In an embarrassing development so soon after Apple’s AI announcements at WWDC, it emerged this week that the ChatGPT app for Mac fails to sandbox conversations, meaning the data can be easily viewed by other apps or anyone else with access to your machine.
Pedro José Pereira Vieito expressed his concerns on Threads earlier this week.
“The OpenAI ChatGPT app on macOS is not sandboxed,” he explained, “and stores all conversations in plain text in an unprotected place:
~/Library/Application\Support/com.openai.chat/conve…{uuid}/
“So basically any other running application/process/malware can read all your ChatGPT conversations without any permission request.”
Pereira Vieito demonstrated to The Verge that a second app could access ChatGPT’s logs and display the text of a conversation immediately after it took place. This isn’t how things are supposed to work on the Mac, which has a data silo policy, or sandboxing, so each app can’t see the data of another app without explicit permission.
As The Verge reports, the flaw was fixed with an update shortly after the issue was reported to OpenAI. But doubts about the reliability of the service may remain.

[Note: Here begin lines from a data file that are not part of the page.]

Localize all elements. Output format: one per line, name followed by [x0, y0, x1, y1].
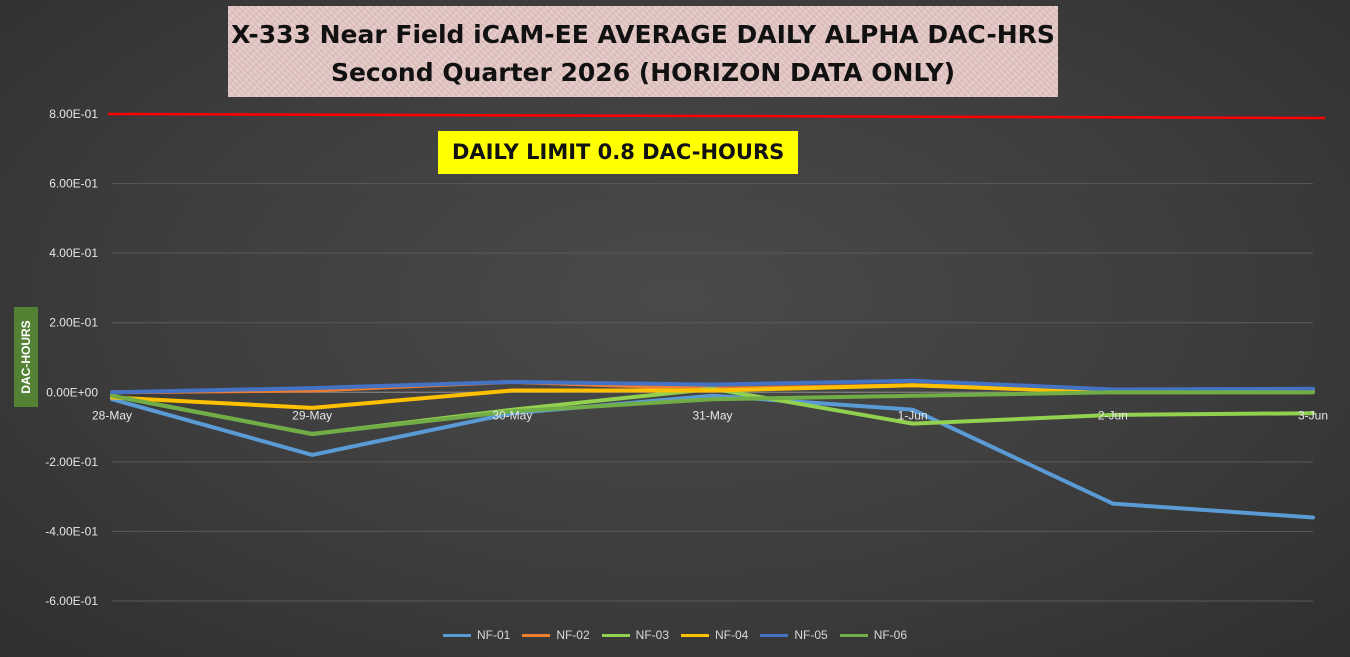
y-tick-label: -2.00E-01	[45, 455, 98, 469]
legend-item-nf-06: NF-06	[839, 628, 908, 642]
x-tick-label: 31-May	[692, 408, 732, 422]
daily-limit-line	[107, 112, 1326, 120]
x-tick-label: 3-Jun	[1298, 408, 1328, 422]
legend-swatch	[839, 633, 868, 637]
y-tick-label: 2.00E-01	[49, 316, 98, 330]
legend-item-nf-03: NF-03	[601, 628, 669, 642]
chart-subtitle: Second Quarter 2026 (HORIZON DATA ONLY)	[330, 58, 956, 87]
legend-swatch	[760, 633, 789, 637]
y-axis-label: DAC-HOURS	[19, 320, 33, 394]
legend-swatch	[442, 633, 471, 637]
y-tick-label: 8.00E-01	[49, 107, 98, 121]
series-line-nf-06	[110, 390, 1315, 436]
y-tick-label: 6.00E-01	[49, 177, 98, 191]
y-tick-label: 4.00E-01	[49, 246, 98, 260]
legend-item-nf-01: NF-01	[442, 628, 511, 642]
series-line-nf-05	[110, 378, 1315, 395]
legend: NF-01 NF-02 NF-03 NF-04 NF-05 NF-06	[0, 625, 1350, 645]
legend-label: NF-05	[794, 628, 828, 642]
x-tick-label: 2-Jun	[1098, 408, 1128, 422]
y-axis-label-box: DAC-HOURS	[14, 307, 38, 407]
y-tick-label: 0.00E+00	[46, 385, 98, 399]
legend-label: NF-06	[873, 628, 908, 642]
daily-limit-label: DAILY LIMIT 0.8 DAC-HOURS	[438, 131, 798, 174]
chart-title: X-333 Near Field iCAM-EE AVERAGE DAILY A…	[231, 20, 1055, 49]
y-tick-label: -6.00E-01	[45, 594, 98, 608]
series-line-nf-01	[110, 393, 1315, 520]
x-tick-label: 1-Jun	[898, 408, 928, 422]
legend-swatch	[681, 633, 709, 637]
legend-label: NF-01	[476, 628, 511, 642]
x-tick-label: 29-May	[292, 408, 332, 422]
y-tick-label: -4.00E-01	[45, 524, 98, 538]
legend-swatch	[601, 633, 630, 637]
legend-swatch	[522, 633, 551, 637]
legend-item-nf-05: NF-05	[760, 628, 828, 642]
x-tick-label: 28-May	[92, 408, 132, 422]
legend-label: NF-03	[635, 628, 669, 642]
x-tick-label: 30-May	[492, 408, 532, 422]
legend-item-nf-04: NF-04	[681, 628, 748, 642]
legend-label: NF-04	[715, 628, 749, 642]
legend-item-nf-02: NF-02	[522, 628, 590, 642]
chart-title-box: X-333 Near Field iCAM-EE AVERAGE DAILY A…	[228, 6, 1058, 97]
legend-label: NF-02	[556, 628, 590, 642]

And not just OpenAI. Apple has long touted its own security and privacy credentials, and just last month it announced that OpenAI would be the first and largest partner in the new Apple Intelligence project. When that AI feature launches later this year, most of the tasks will be handled by Apple’s own systems, but some tasks will be outsourced to third-party bots… with the user’s permission. Apple says that ChatGPT in Apple Intelligence will mask IP addresses and queries won’t be stored.
Google Gemini and other third-party AI assistants are also expected to join Apple Intelligence, but ChatGPT is the only confirmed chatbot so far.